At the time of reporting, Bitcoin continued to trade sideways, hovering just below the key $96K resistance. This stabilization comes after a period of heightened long-term holder activity, which has now returned to baseline, signaling a cooldown in redistribution. Large holders appeared to ease their distribution pace, with the 7-day Netflow plunging by –619.31%, and 30-day and 90-day changes at –110.24% and –61.82%, respectively. This steep decline in outflows signals a potential shift in whale behavior from selling to holding or accumulating, aligning with the cooldown in long-term holder activity. Therefore, the drop in netflows reinforces the narrative of reduced selling pressure and increasing supply stability.

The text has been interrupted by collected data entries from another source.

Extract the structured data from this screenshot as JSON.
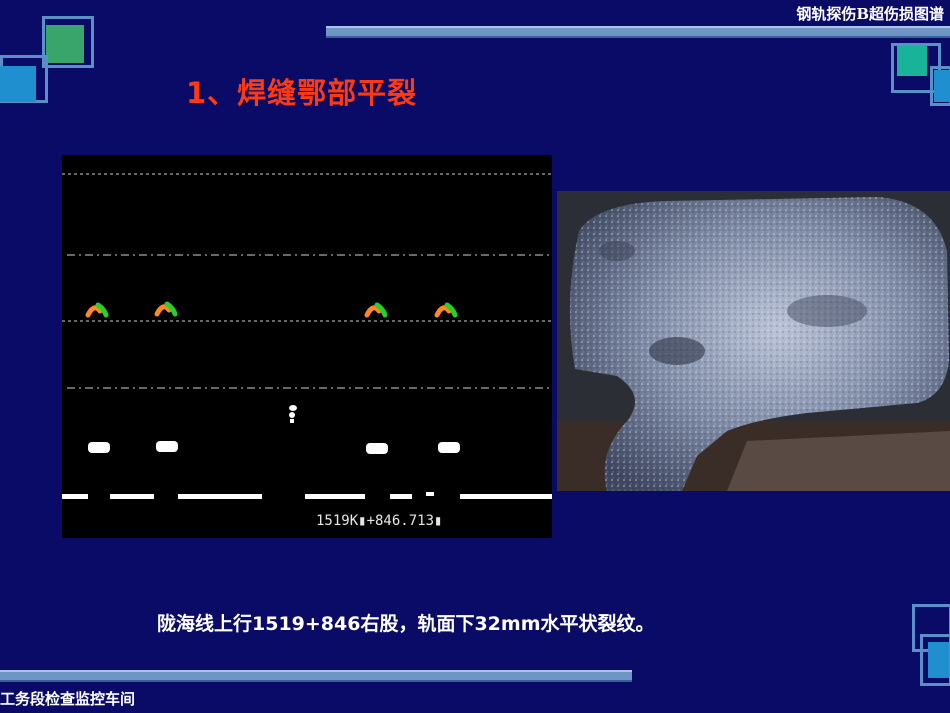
{
  "header": {
    "title": "钢轨探伤B超伤损图谱"
  },
  "slide": {
    "title": "1、焊缝鄂部平裂"
  },
  "scope": {
    "readout": "1519K▮+846.713▮"
  },
  "caption": {
    "text": "陇海线上行1519+846右股，轨面下32mm水平状裂纹。"
  },
  "footer": {
    "text": "工务段检查监控车间"
  },
  "colors": {
    "background": "#0a0b66",
    "title": "#ff3a12",
    "accent_teal": "#19b39a",
    "accent_green": "#3aa56a",
    "accent_blue": "#1f8fd0",
    "bar": "#6f95c4",
    "echo_orange": "#ff8a1f",
    "echo_green": "#27d02a"
  }
}
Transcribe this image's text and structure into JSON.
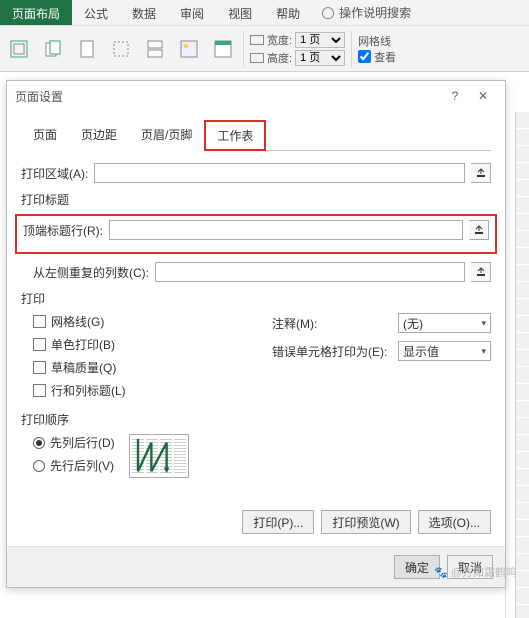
{
  "ribbon": {
    "tabs": [
      "页面布局",
      "公式",
      "数据",
      "审阅",
      "视图",
      "帮助"
    ],
    "help_hint": "操作说明搜索",
    "width_label": "宽度:",
    "height_label": "高度:",
    "page_option": "1 页",
    "grid_label": "网格线",
    "view_check": "查看"
  },
  "dialog": {
    "title": "页面设置",
    "tabs": {
      "page": "页面",
      "margins": "页边距",
      "headerfooter": "页眉/页脚",
      "sheet": "工作表"
    },
    "print_area_label": "打印区域(A):",
    "print_titles_label": "打印标题",
    "top_rows_label": "顶端标题行(R):",
    "left_cols_label": "从左侧重复的列数(C):",
    "print_section": "打印",
    "gridlines": "网格线(G)",
    "bw": "单色打印(B)",
    "draft": "草稿质量(Q)",
    "rowcol": "行和列标题(L)",
    "comments_label": "注释(M):",
    "comments_value": "(无)",
    "errors_label": "错误单元格打印为(E):",
    "errors_value": "显示值",
    "order_label": "打印顺序",
    "order_down": "先列后行(D)",
    "order_over": "先行后列(V)",
    "btn_print": "打印(P)...",
    "btn_preview": "打印预览(W)",
    "btn_options": "选项(O)...",
    "btn_ok": "确定",
    "btn_cancel": "取消"
  },
  "watermark": "🐾 @方知霜鹤鸣"
}
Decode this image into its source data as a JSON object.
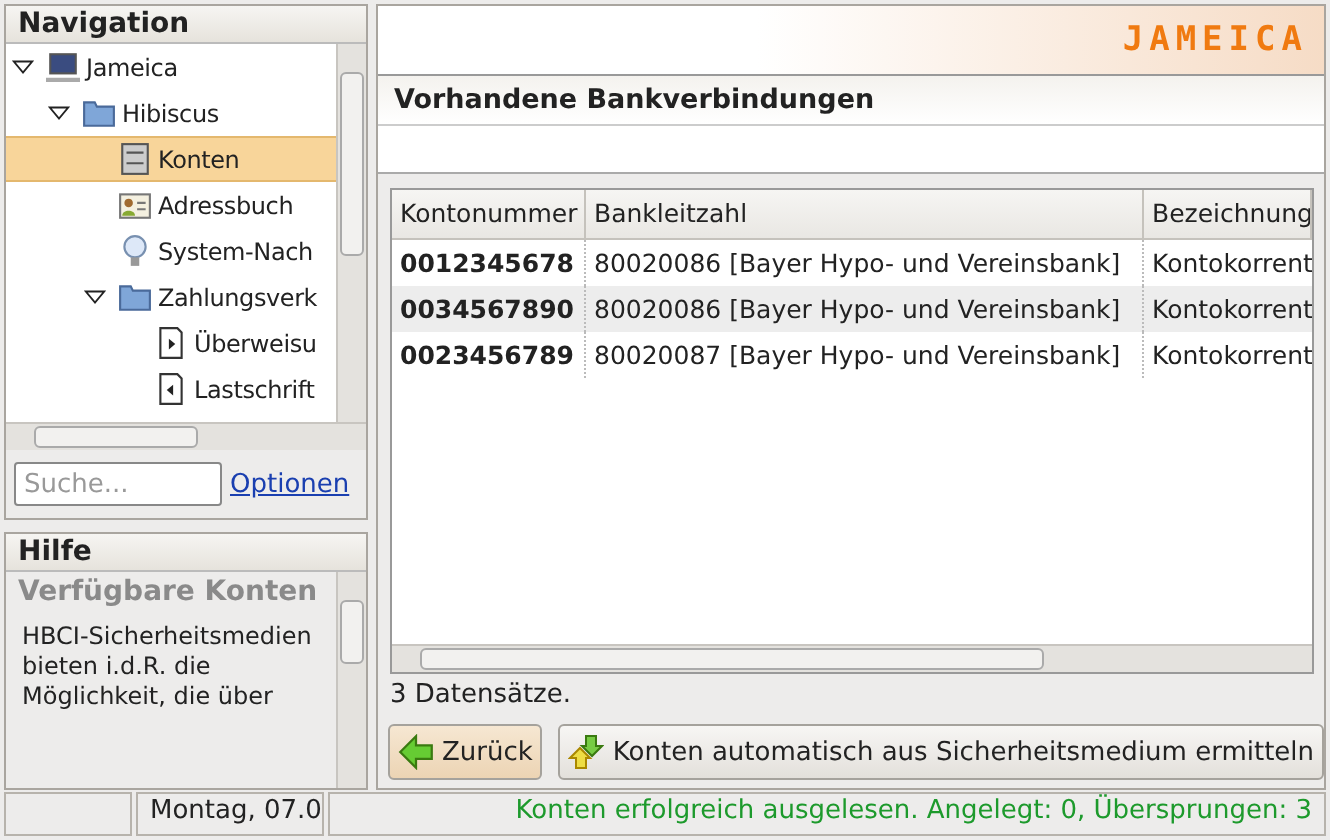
{
  "navigation": {
    "title": "Navigation",
    "tree": [
      {
        "label": "Jameica",
        "kind": "computer",
        "expanded": true,
        "selected": false,
        "children": [
          {
            "label": "Hibiscus",
            "kind": "folder",
            "expanded": true,
            "selected": false,
            "children": [
              {
                "label": "Konten",
                "kind": "cabinet",
                "selected": true
              },
              {
                "label": "Adressbuch",
                "kind": "contact",
                "selected": false
              },
              {
                "label": "System-Nach",
                "kind": "bulb",
                "selected": false
              },
              {
                "label": "Zahlungsverk",
                "kind": "folder",
                "expanded": true,
                "selected": false,
                "children": [
                  {
                    "label": "Überweisu",
                    "kind": "docright",
                    "selected": false
                  },
                  {
                    "label": "Lastschrift",
                    "kind": "docleft",
                    "selected": false
                  }
                ]
              }
            ]
          }
        ]
      }
    ],
    "search": {
      "placeholder": "Suche..."
    },
    "options_link": "Optionen"
  },
  "help": {
    "title": "Hilfe",
    "heading": "Verfügbare Konten",
    "text": "HBCI-Sicherheitsmedien bieten i.d.R. die Möglichkeit, die über"
  },
  "logo": "JAMEICA",
  "page": {
    "title": "Vorhandene Bankverbindungen",
    "table": {
      "columns": [
        "Kontonummer",
        "Bankleitzahl",
        "Bezeichnung"
      ],
      "rows": [
        {
          "cells": [
            "0012345678",
            "80020086 [Bayer Hypo- und Vereinsbank]",
            "Kontokorrent"
          ],
          "selected": false
        },
        {
          "cells": [
            "0034567890",
            "80020086 [Bayer Hypo- und Vereinsbank]",
            "Kontokorrent"
          ],
          "selected": false
        },
        {
          "cells": [
            "0023456789",
            "80020087 [Bayer Hypo- und Vereinsbank]",
            "Kontokorrent"
          ],
          "selected": false
        }
      ]
    },
    "record_count": "3 Datensätze.",
    "buttons": [
      {
        "label": "Zurück",
        "kind": "back"
      },
      {
        "label": "Konten automatisch aus Sicherheitsmedium ermitteln",
        "kind": "sync"
      }
    ]
  },
  "status_bar": {
    "date": "Montag, 07.0",
    "message": "Konten erfolgreich ausgelesen. Angelegt: 0, Übersprungen: 3"
  }
}
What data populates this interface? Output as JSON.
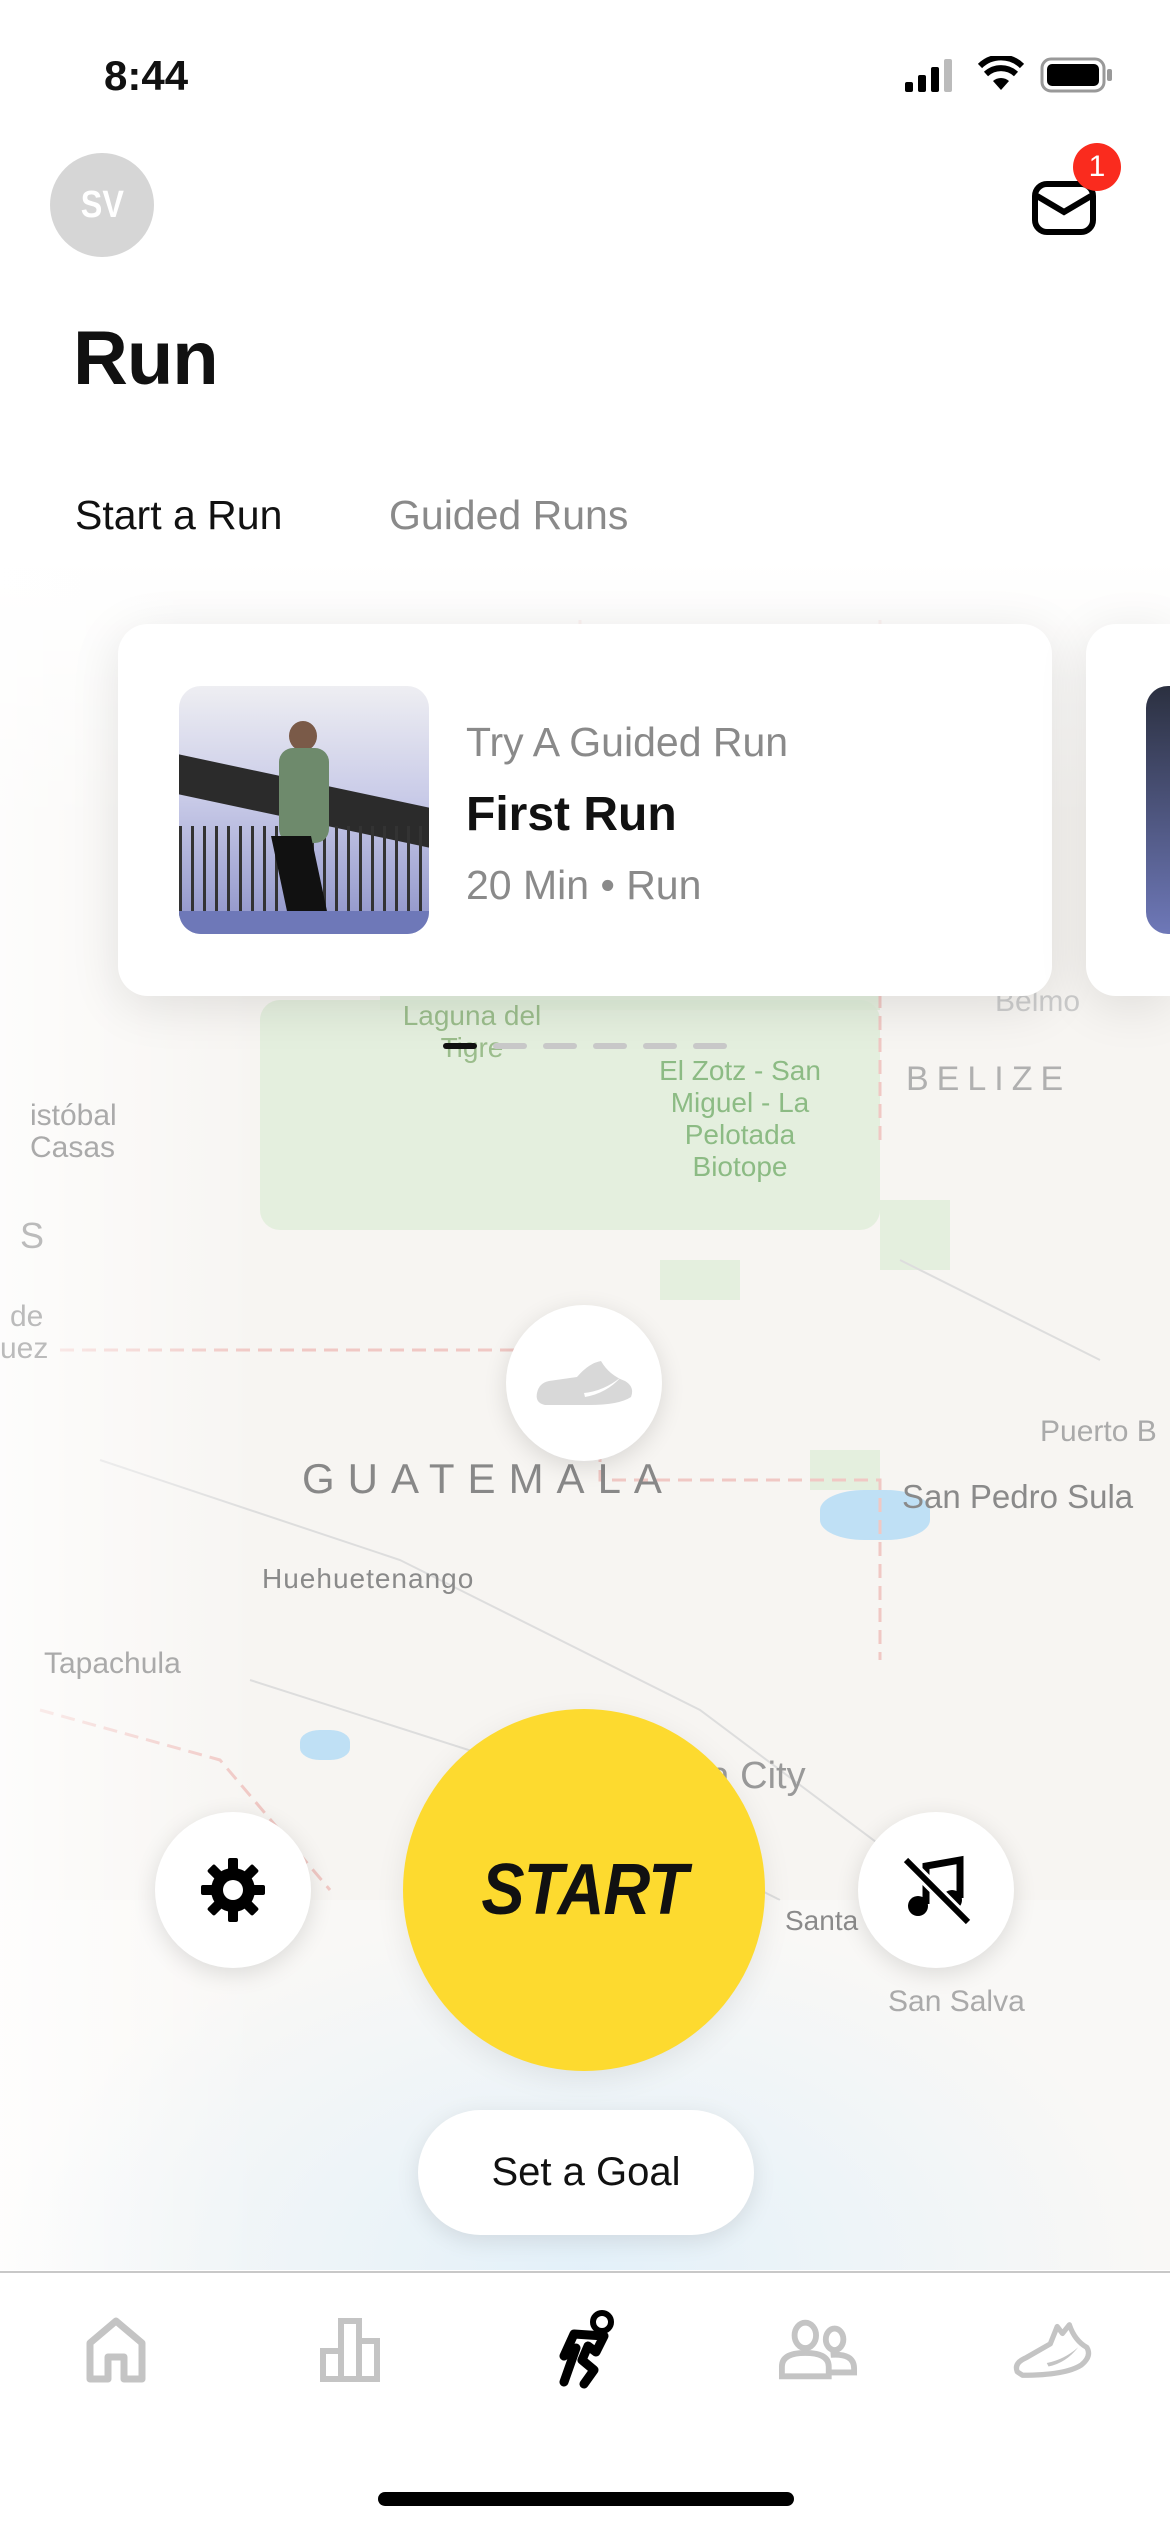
{
  "status_bar": {
    "time": "8:44"
  },
  "header": {
    "avatar_initials": "SV",
    "inbox_badge": "1",
    "title": "Run"
  },
  "tabs": [
    {
      "label": "Start a Run",
      "active": true
    },
    {
      "label": "Guided Runs",
      "active": false
    }
  ],
  "guided_card": {
    "eyebrow": "Try A Guided Run",
    "title": "First Run",
    "meta": "20 Min • Run"
  },
  "carousel": {
    "pages": 6,
    "current": 1
  },
  "map": {
    "labels": {
      "laguna": "Laguna del Tigre",
      "zotz": "El Zotz - San Miguel - La Pelotada Biotope",
      "belize": "BELIZE",
      "belmo": "Belmo",
      "cristobal": "istóbal Casas",
      "guatemala": "GUATEMALA",
      "huehue": "Huehuetenango",
      "tapachula": "Tapachula",
      "puerto": "Puerto B",
      "sanpedro": "San Pedro Sula",
      "city": "la City",
      "santa": "Santa",
      "sansalv": "San Salva",
      "s": "S",
      "de": "de",
      "uez": "uez"
    }
  },
  "controls": {
    "start_label": "START",
    "goal_label": "Set a Goal"
  },
  "bottom_nav": [
    {
      "icon": "home-icon",
      "active": false
    },
    {
      "icon": "activity-icon",
      "active": false
    },
    {
      "icon": "run-icon",
      "active": true
    },
    {
      "icon": "club-icon",
      "active": false
    },
    {
      "icon": "shoe-icon",
      "active": false
    }
  ],
  "colors": {
    "start": "#FDDA2F",
    "badge": "#FA2B1E",
    "inactive": "#c4c4c4"
  }
}
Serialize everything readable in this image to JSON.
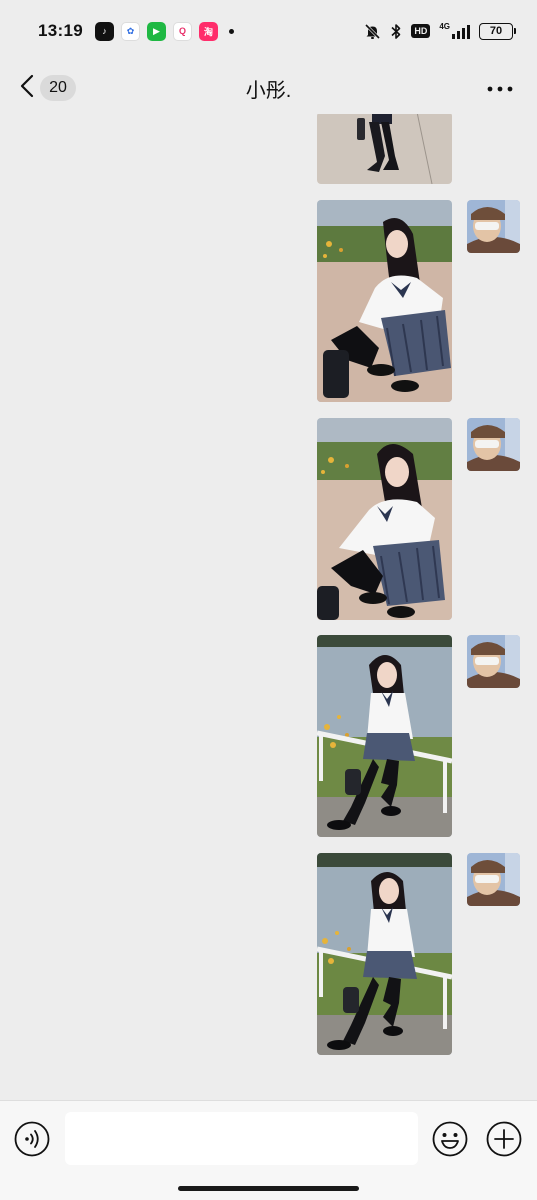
{
  "status_bar": {
    "time": "13:19",
    "apps": [
      {
        "name": "douyin-app-icon",
        "glyph": "♪",
        "color": "#111111"
      },
      {
        "name": "baidu-app-icon",
        "glyph": "✿",
        "color": "#2f6de1"
      },
      {
        "name": "iqiyi-app-icon",
        "glyph": "▶",
        "color": "#1fb843"
      },
      {
        "name": "quark-app-icon",
        "glyph": "Q",
        "color": "#e8306a"
      },
      {
        "name": "taobao-app-icon",
        "glyph": "淘",
        "color": "#ff2d6b"
      }
    ],
    "hd": "HD",
    "network": "4G",
    "battery": "70"
  },
  "nav": {
    "unread_count": "20",
    "title": "小彤."
  },
  "messages": [
    {
      "id": 1,
      "type": "image",
      "sender": "self",
      "partial": true
    },
    {
      "id": 2,
      "type": "image",
      "sender": "self"
    },
    {
      "id": 3,
      "type": "image",
      "sender": "self"
    },
    {
      "id": 4,
      "type": "image",
      "sender": "self"
    },
    {
      "id": 5,
      "type": "image",
      "sender": "self"
    }
  ],
  "input": {
    "value": "",
    "placeholder": ""
  },
  "icons": {
    "back": "chevron-left-icon",
    "more": "more-dots-icon",
    "voice": "voice-icon",
    "emoji": "emoji-icon",
    "plus": "plus-icon"
  },
  "colors": {
    "chat_background": "#ededed",
    "input_bar_background": "#f7f7f7",
    "badge_background": "#dadada"
  }
}
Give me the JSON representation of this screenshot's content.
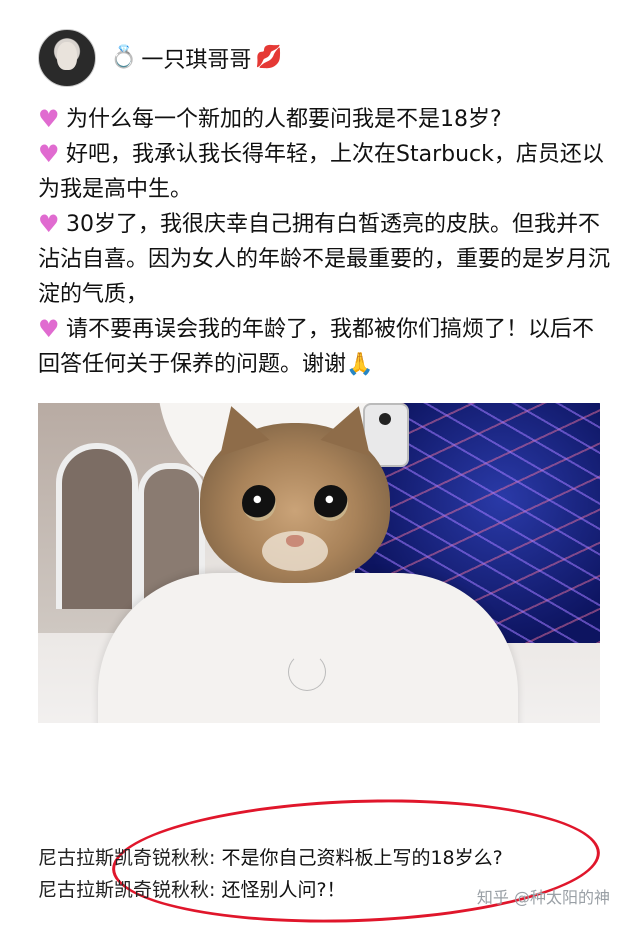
{
  "post": {
    "author": "一只琪哥哥",
    "author_prefix_icon": "ring-icon",
    "author_suffix_icon": "kiss-icon",
    "paragraphs": [
      {
        "icon": "heart-icon",
        "text": "为什么每一个新加的人都要问我是不是18岁?"
      },
      {
        "icon": "heart-icon",
        "text": "好吧，我承认我长得年轻，上次在Starbuck，店员还以为我是高中生。"
      },
      {
        "icon": "heart-icon",
        "text": "30岁了，我很庆幸自己拥有白皙透亮的皮肤。但我并不沾沾自喜。因为女人的年龄不是最重要的，重要的是岁月沉淀的气质，"
      },
      {
        "icon": "heart-icon",
        "text": "请不要再误会我的年龄了，我都被你们搞烦了！以后不回答任何关于保养的问题。谢谢"
      }
    ],
    "end_icon": "pray-icon"
  },
  "comments": [
    {
      "author": "尼古拉斯凯奇锐秋秋:",
      "text": "不是你自己资料板上写的18岁么?"
    },
    {
      "author": "尼古拉斯凯奇锐秋秋:",
      "text": "还怪别人问?！"
    }
  ],
  "watermark": "知乎 @种太阳的神",
  "colors": {
    "highlight_circle": "#e0162b",
    "heart": "#e06bd0"
  }
}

Bitcoin’s MVRV Ratio rebounded to 126.73% as of the time of reporting, after reaching lows near 83% in early April. This sharp recovery indicates that most holders are back in profit territory, which often leads to increased sell-side pressure. However, the current MVRV level is not extreme compared to historical peaks, suggesting there’s still headroom before entering euphoria zones. Therefore, while caution is warranted, the profitability bounce should not yet be interpreted as an imminent reversal signal.
On-chain valuation models present a mixed picture. The NVT Golden Cross dropped by –75.03%, suggesting that Bitcoin is relatively undervalued based on transaction activity. Meanwhile, the Puell Multiple sits at 1.08, down –11.87%, indicating issuance is slightly elevated but not alarming. Together, these signals painted a picture of valuation equilibrium—not stretched, but still offering upward room.
Social sentiment saw an uptick, with Social Dominance reaching 25.04% and Social Volume at 3,274, reflecting renewed retail interest. These spikes follow BTC’s resilience near key resistance zones, suggesting growing market attention. While not yet at mania levels, the increase in community chatter often correlates with rising volatility. Therefore, if interest continues to build, it could act as a secondary catalyst for momentum.
From a technical perspective, BTC hovered near $96K, with the RSI at 66.60—edging into overbought territory. The Bollinger Bands showed a squeeze pattern developing, signaling an imminent volatility spike. Key support lies around $92.7K and $89.5K, while the next resistance is $99K. The tightening price structureGPCR-- suggests a breakout or breakdown is imminent. Therefore, a decisive close above $96K could trigger a rally toward $100K, while rejection might extend consolidation.
Bitcoin is gearing up for a potentially significant move, as long-term holder activity stabilizes and whale outflows diminish. Profitability has improved without reaching overheated levels, and on-chain valuations currently range from neutral to slightly bullish. With growing social interest and prices consolidating below resistance, BTC seems poised for a breakout. However, for the rally to materialize, bulls must reclaim and maintain levels above $96K to confirm the upward momentum.